Monday, 17 March 2008

Easter Wine and Recipes

We have 6 tiny chicks hatched out just in time for Easter! This much anticipated event has had us in turmoil . . . various members of the family – myself included – have been anxiously hovering over the eggs ever since the due date arrived. Sue was in charge whilst the girls were at school and was dashing out every 5 minutes “just in case” and now we have an adorable clutch all cheeping away fanatically every time they see her.

Throughout history, eggs have been associated with Easter celebrations. In ancient times, the egg was a symbol of fertility and new beginnings. Easter in Britain has its beginnings long before the arrival of Christianity and Easter is named after the Anglo-Saxon goddess of the dawn and spring - Eostre. Not only is Easter the end of the winter it is also the end of Lent.

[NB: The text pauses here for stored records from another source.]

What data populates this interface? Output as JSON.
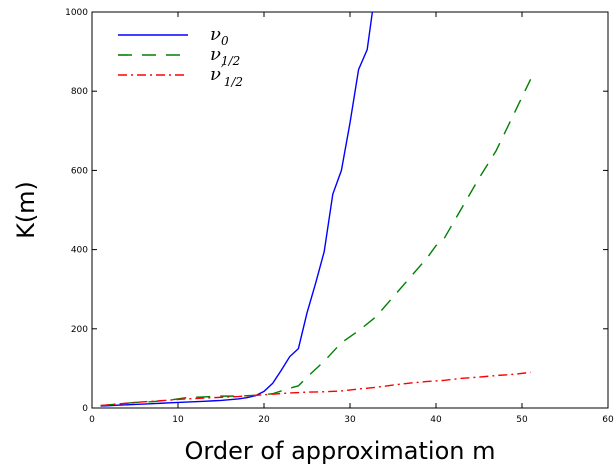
{
  "chart_data": {
    "type": "line",
    "xlabel": "Order of approximation m",
    "ylabel": "K(m)",
    "xlim": [
      0,
      60
    ],
    "ylim": [
      0,
      1000
    ],
    "xticks": [
      0,
      10,
      20,
      30,
      40,
      50,
      60
    ],
    "yticks": [
      0,
      200,
      400,
      600,
      800,
      1000
    ],
    "grid": false,
    "legend_position": "top-left",
    "series": [
      {
        "name": "ν0",
        "legend_main": "ν",
        "legend_sub": "0",
        "legend_prime": "",
        "color": "#0000ff",
        "style": "solid",
        "x": [
          1,
          2,
          3,
          4,
          5,
          6,
          7,
          8,
          9,
          10,
          11,
          12,
          13,
          14,
          15,
          16,
          17,
          18,
          19,
          20,
          21,
          22,
          23,
          24,
          25,
          26,
          27,
          28,
          29,
          30,
          31,
          32,
          32.6
        ],
        "y": [
          5,
          6,
          7,
          8,
          9,
          10,
          11,
          12,
          13,
          14,
          15,
          16,
          17,
          18,
          19,
          21,
          23,
          26,
          31,
          42,
          62,
          95,
          130,
          150,
          240,
          315,
          395,
          540,
          600,
          720,
          855,
          905,
          1000
        ]
      },
      {
        "name": "ν1/2",
        "legend_main": "ν",
        "legend_sub": "1/2",
        "legend_prime": "",
        "color": "#008000",
        "style": "dashed",
        "x": [
          1,
          3,
          5,
          7,
          9,
          11,
          13,
          15,
          17,
          19,
          21,
          23,
          24,
          25,
          27,
          29,
          31,
          33,
          35,
          37,
          39,
          40,
          41,
          43,
          45,
          47,
          49,
          51
        ],
        "y": [
          6,
          10,
          14,
          16,
          20,
          26,
          28,
          30,
          30,
          32,
          36,
          50,
          56,
          78,
          118,
          165,
          195,
          230,
          280,
          330,
          380,
          410,
          430,
          505,
          580,
          650,
          740,
          830
        ]
      },
      {
        "name": "ν'1/2",
        "legend_main": "ν",
        "legend_sub": "1/2",
        "legend_prime": "′",
        "color": "#ff0000",
        "style": "dashdot",
        "x": [
          1,
          3,
          5,
          7,
          9,
          11,
          13,
          15,
          17,
          19,
          21,
          23,
          25,
          27,
          29,
          31,
          33,
          35,
          37,
          39,
          41,
          43,
          45,
          47,
          49,
          51
        ],
        "y": [
          6,
          10,
          14,
          17,
          20,
          23,
          25,
          27,
          29,
          32,
          35,
          38,
          40,
          41,
          43,
          48,
          52,
          58,
          63,
          67,
          70,
          75,
          78,
          82,
          85,
          90
        ]
      }
    ]
  }
}
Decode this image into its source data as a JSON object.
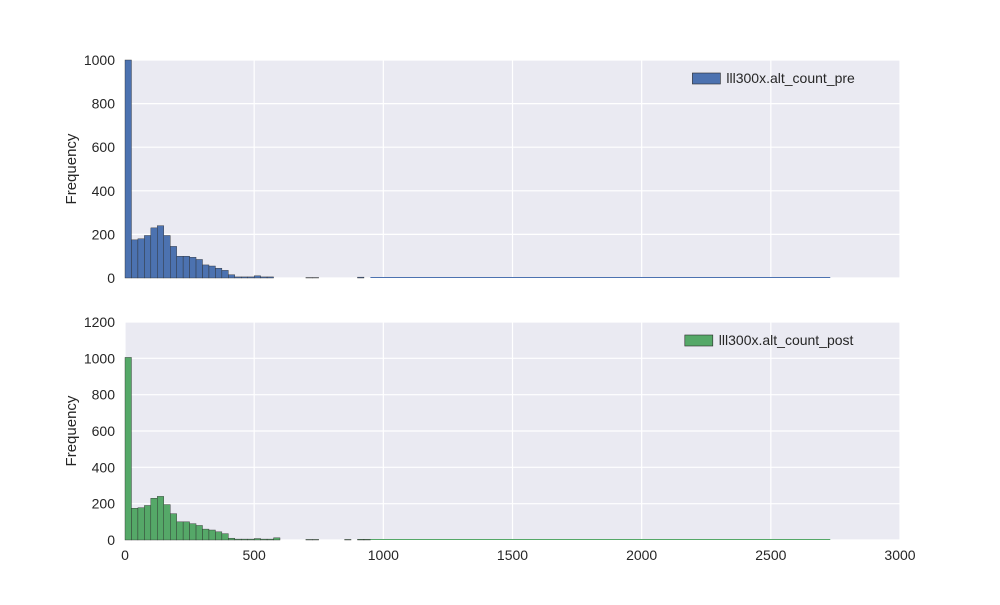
{
  "chart_data": [
    {
      "type": "bar",
      "title": "",
      "xlabel": "",
      "ylabel": "Frequency",
      "xlim": [
        0,
        3000
      ],
      "ylim": [
        0,
        1000
      ],
      "yticks": [
        "0",
        "200",
        "400",
        "600",
        "800",
        "1000"
      ],
      "xticks": [
        "0",
        "500",
        "1000",
        "1500",
        "2000",
        "2500",
        "3000"
      ],
      "show_xtick_labels": false,
      "grid": true,
      "legend": "top-right",
      "bin_width": 25,
      "bin_starts": [
        0,
        25,
        50,
        75,
        100,
        125,
        150,
        175,
        200,
        225,
        250,
        275,
        300,
        325,
        350,
        375,
        400,
        425,
        450,
        475,
        500,
        525,
        550,
        575,
        600,
        625,
        650,
        675,
        700,
        725,
        750,
        775,
        800,
        825,
        850,
        875,
        900,
        925
      ],
      "series": [
        {
          "name": "lll300x.alt_count_pre",
          "color": "#4c72b0",
          "values": [
            1000,
            175,
            180,
            195,
            230,
            240,
            195,
            145,
            100,
            100,
            95,
            85,
            60,
            55,
            45,
            35,
            15,
            5,
            5,
            5,
            10,
            5,
            5,
            0,
            0,
            0,
            0,
            0,
            2,
            2,
            0,
            0,
            0,
            0,
            0,
            0,
            4,
            0
          ]
        }
      ],
      "baseline_to": 2730
    },
    {
      "type": "bar",
      "title": "",
      "xlabel": "",
      "ylabel": "Frequency",
      "xlim": [
        0,
        3000
      ],
      "ylim": [
        0,
        1200
      ],
      "yticks": [
        "0",
        "200",
        "400",
        "600",
        "800",
        "1000",
        "1200"
      ],
      "xticks": [
        "0",
        "500",
        "1000",
        "1500",
        "2000",
        "2500",
        "3000"
      ],
      "show_xtick_labels": true,
      "grid": true,
      "legend": "top-right",
      "bin_width": 25,
      "bin_starts": [
        0,
        25,
        50,
        75,
        100,
        125,
        150,
        175,
        200,
        225,
        250,
        275,
        300,
        325,
        350,
        375,
        400,
        425,
        450,
        475,
        500,
        525,
        550,
        575,
        600,
        625,
        650,
        675,
        700,
        725,
        750,
        775,
        800,
        825,
        850,
        875,
        900,
        925
      ],
      "series": [
        {
          "name": "lll300x.alt_count_post",
          "color": "#55a868",
          "values": [
            1005,
            175,
            178,
            190,
            230,
            240,
            195,
            145,
            100,
            100,
            90,
            80,
            60,
            55,
            45,
            35,
            10,
            5,
            5,
            5,
            8,
            5,
            5,
            12,
            0,
            0,
            0,
            0,
            3,
            3,
            0,
            0,
            0,
            0,
            3,
            0,
            4,
            4
          ]
        }
      ],
      "baseline_to": 2730
    }
  ]
}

Lots of games and activities are connected with eggs at Easter - in the North of England at Preston in Lancashire, there is the custom of egg rolling. Hard boiled eggs are rolled down slopes to see whose egg goes furthest. In other places a game similar to conkers is played. You hold an egg in the palm of the hand and bang against your opponent's egg. The loser is the one whose egg breaks first. Another popular game is hunting eggs which have been hidden around the garden.

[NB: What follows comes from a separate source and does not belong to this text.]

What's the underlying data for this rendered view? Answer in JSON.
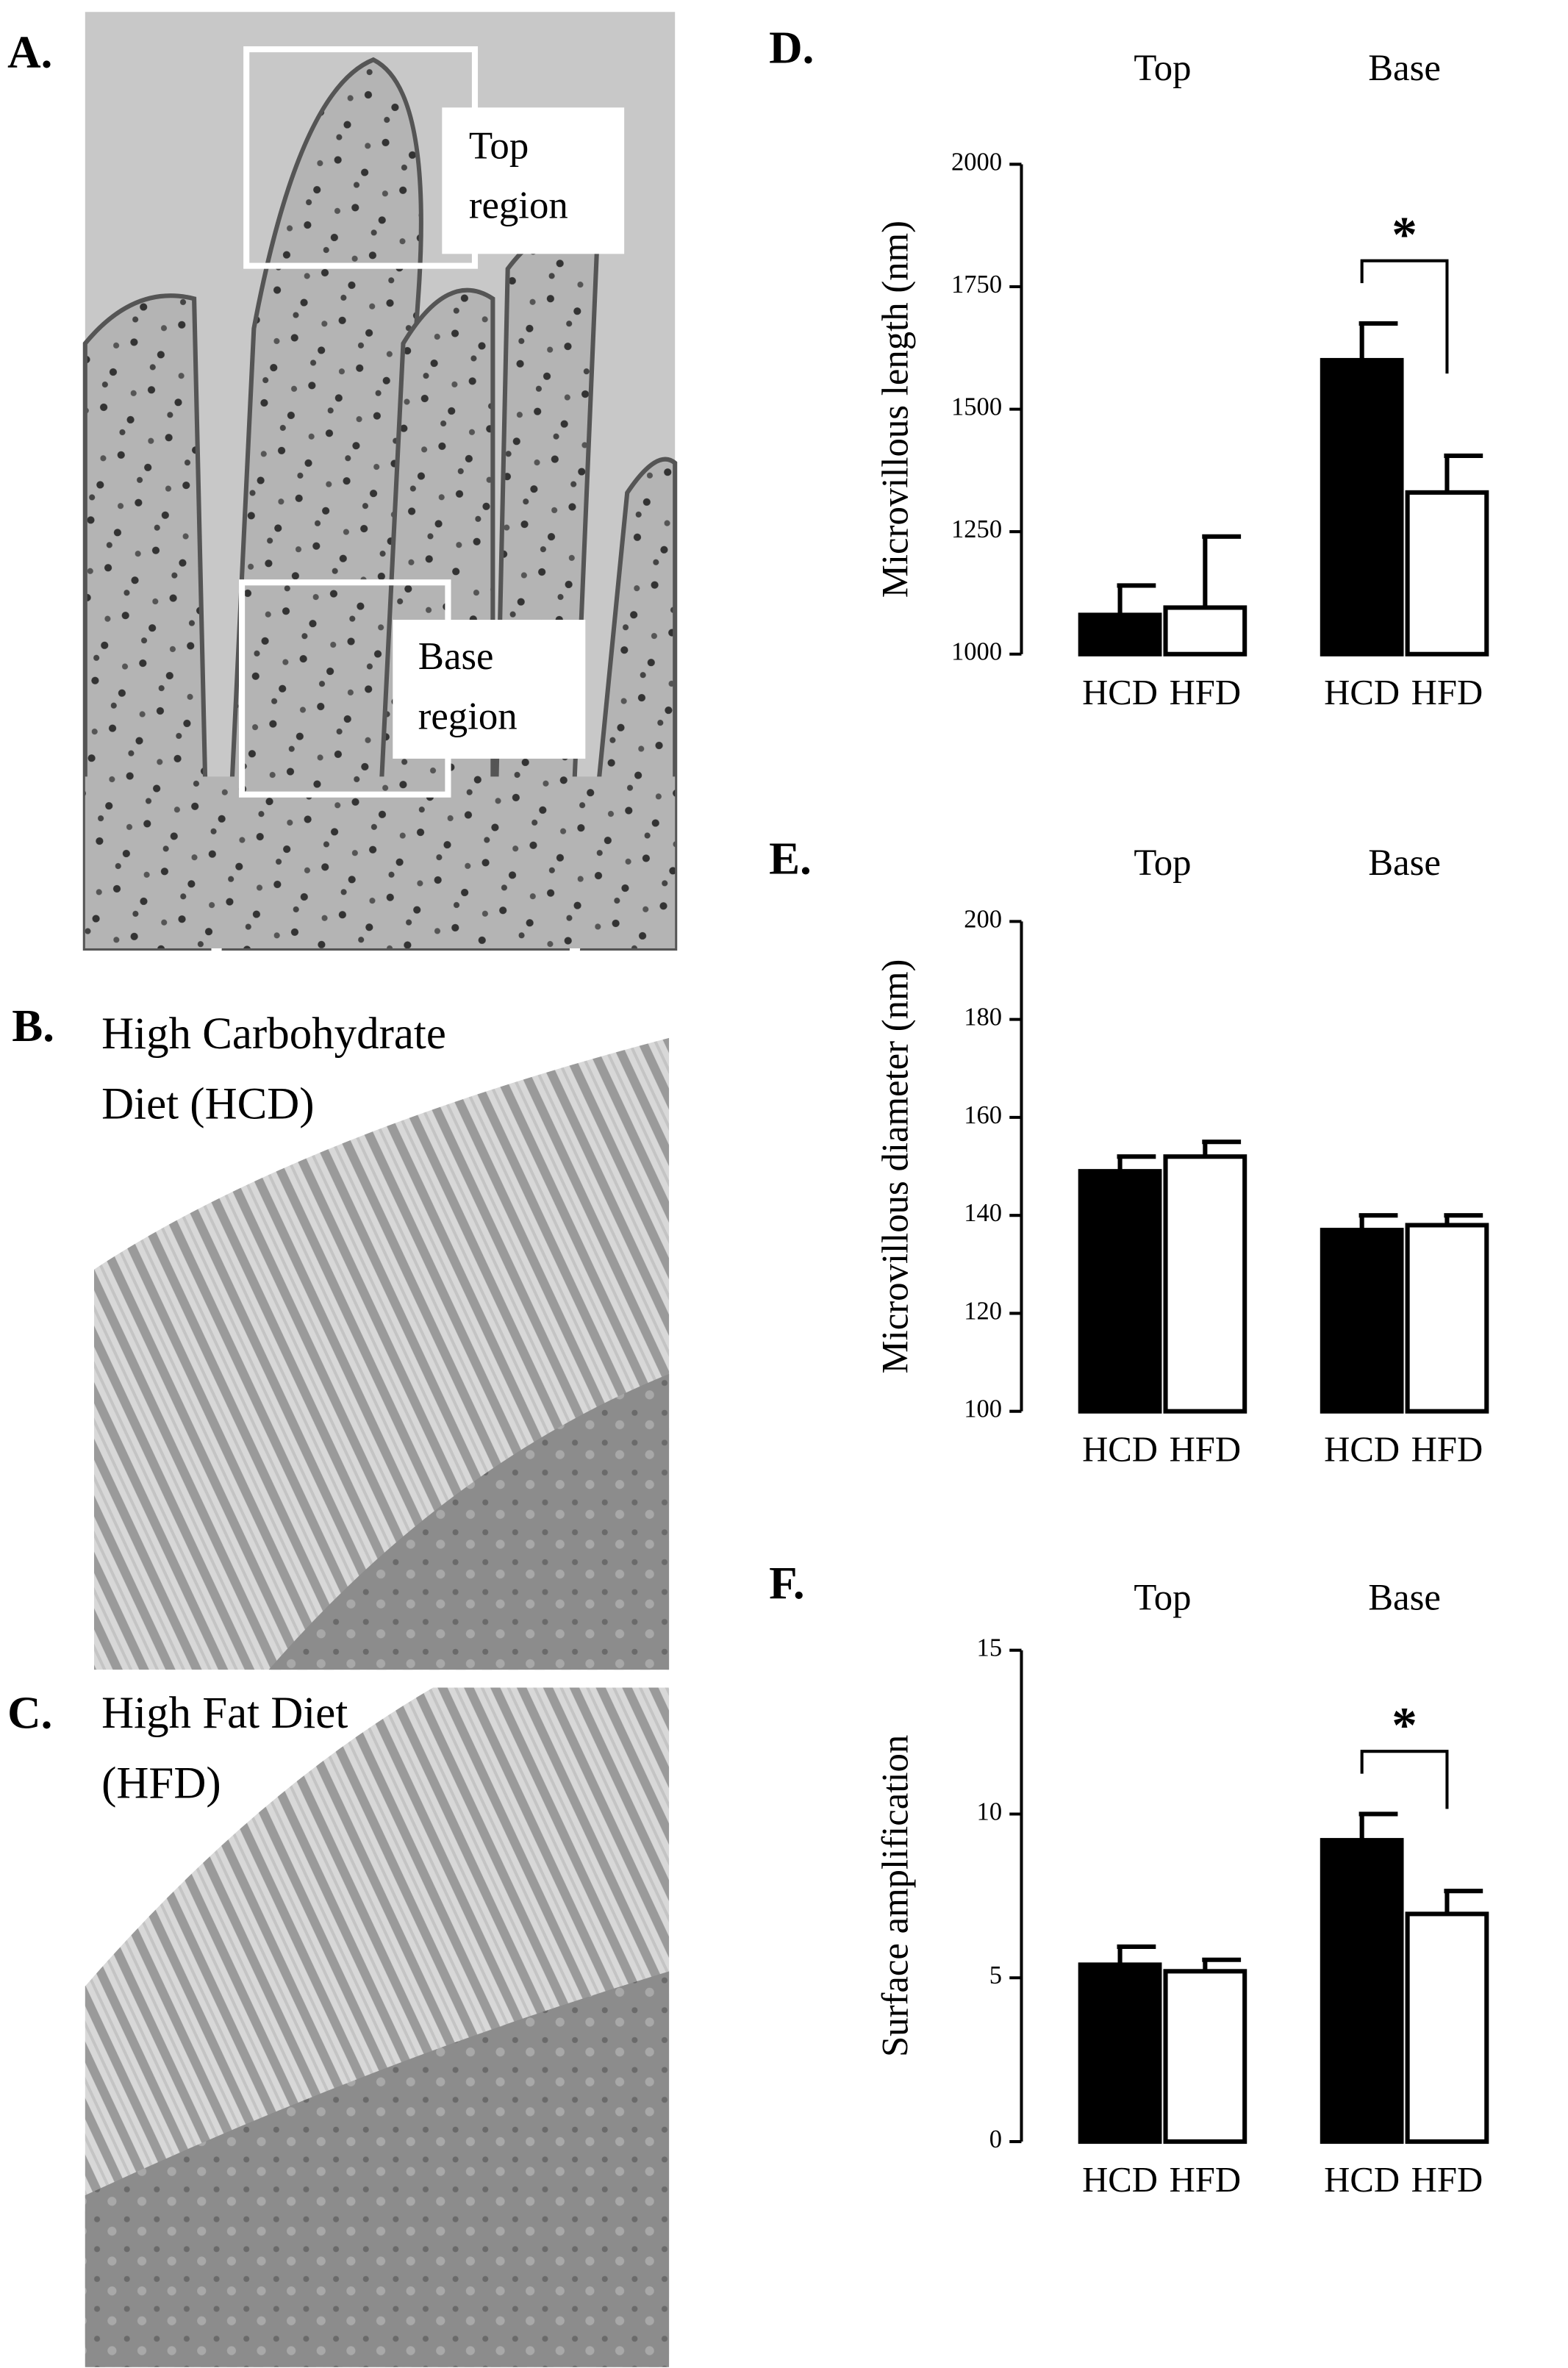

By the way, the tradition of colouring eggs in bright colours - representing the sunlight of spring - goes back to the Middle Ages and is still an important custom for many Christians. In medieval times eggs were traditionally given at Easter to all servants. King Edward I had 450 eggs boiled before Easter, dyed or covered with gold leaf, which he distributed to the members of the royal household on Easter Day. The most famous and ornate of Easter eggs must be the jewelled and enamelled eggs that Fabergé was commissioned to make for the Russian Tsars.

Hot Cross Buns are traditionally eaten on Good Friday and this custom has roots as far back as the ancient Greeks who ate special cakes to celebrate the coming of Spring. When archaeologists excavated the ancient city of Herculaneum in south western Italy, which had been buried under volcanic ask and lava they found two small loaves, each with a cross on it, among the ruins. The English word "bun" probably came from the Greek boun, which referred to a ceremonial cake of circular or crescent shape, made of flour and hone and offered to the gods.

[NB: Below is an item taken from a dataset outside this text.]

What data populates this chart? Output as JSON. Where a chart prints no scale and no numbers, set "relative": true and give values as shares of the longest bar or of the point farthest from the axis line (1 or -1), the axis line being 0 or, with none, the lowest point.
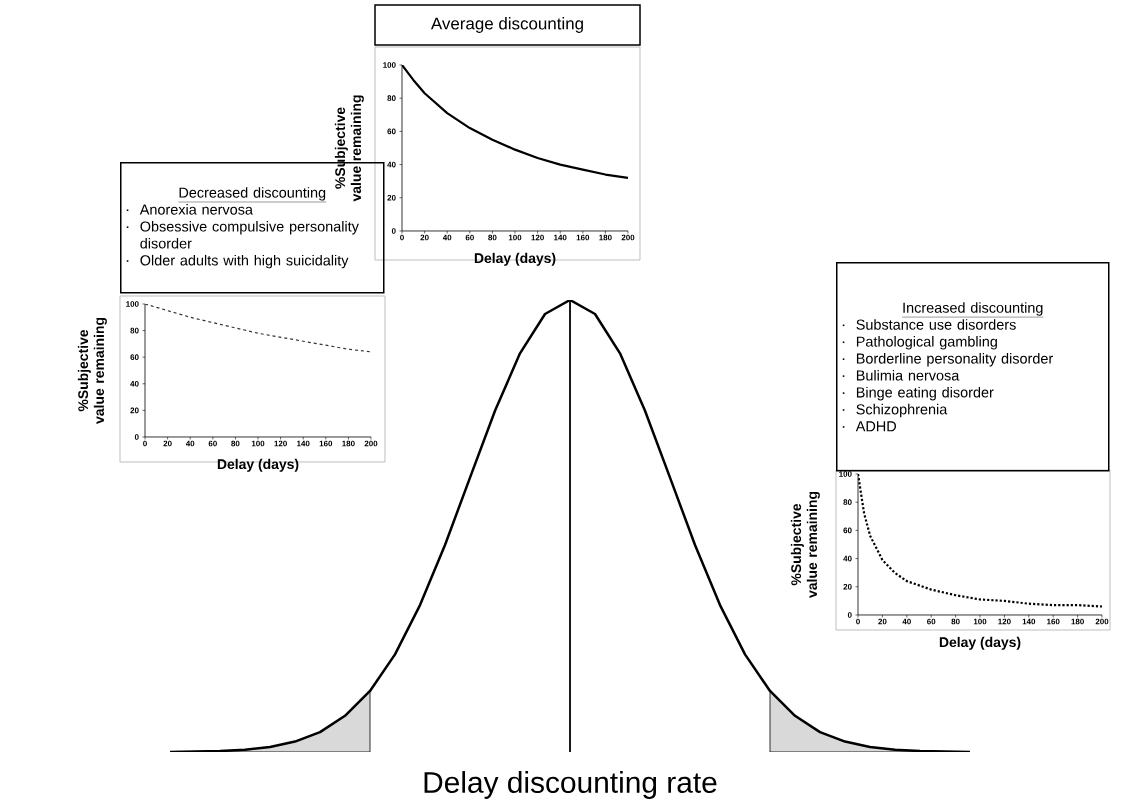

In 1361, a monk named Father Thomas Rockcliffe began a tradition of giving Hot Cross Buns to the poor of St Albans on Good Friday. In years that followed, many customs, traditions, superstitions, and claims of healing and protection from evil and were associated with the buns. In the 16th century, Roman Catholicism was banned in England, but the popularity of Hot Cross buns continued. Queen Elizabeth I passed a law banning the consumption of Hot Cross Buns except during festivals such as Easter, Christmas and funerals.

Hot Cross Buns are delicious toasted and topped with lashings of salty butter – here is a recipe if you'd like to make your own. Add a little sparkle with a glass of Cremant d'Alsace (£8.49). It is very fruity on the nose with definite hints of apricots and plums and is the perfect aperitif.

Hot Cross Buns

2 oz caster sugar
4 fl oz water
4 fl oz milk
1 oz fresh yeast
1 lb plain flour
1 tsp salt
1 heaped tsp ground mixed spice
2 oz raisins
2 oz mixed peel
2 oz melted butter
1 beaten egg

Cream the fresh yeast and sugar together. Add the beaten egg to this mixture. Warm the milk, water and butter to blood heat temperature, then add these to the above mixture. Add the flour, salt, mixed peel and raisins and mixed spice. Work to dough, knead for about 5 minutes. Cover and leave until the dough has doubled in size. Now knock back the risen dough to it’s original size. Roll into small buns, place on a well-greased baking tray. Leave for these to rise for approx. 30 mins. When risen, cut a cross into each bun, this is where you will pipe in the cross mixture. Place into a pre heated oven Gas mark 7 for 15-20 minutes.

To Make the Cross

Mix these together to form the paste that is piped into the buns
4 tbsp plain flour
1 tbsp caster sugar
3-4 tbsp water

Mix together and pipe across the bun.

Enjoy!

Images Courtesy of www.flickr.com

1 comments:

Blue said...

Hi Nick!

Well, I was expecting something Irish today!
But no matter - Happy St Particks Day to you & Sue.
I've done my bit for Guinness.. you'll laugh!!! Do check out.

Great Hot Cross Bun recipe, the last time I made them, even the birds found my dough too heavy - I therefore never attempted to sell them as part of Cooks Cakes!
Err - did I ever tell you I ran a cake business in Dreamingspires for 12 years?

Rambling here - blame it on the Guinness!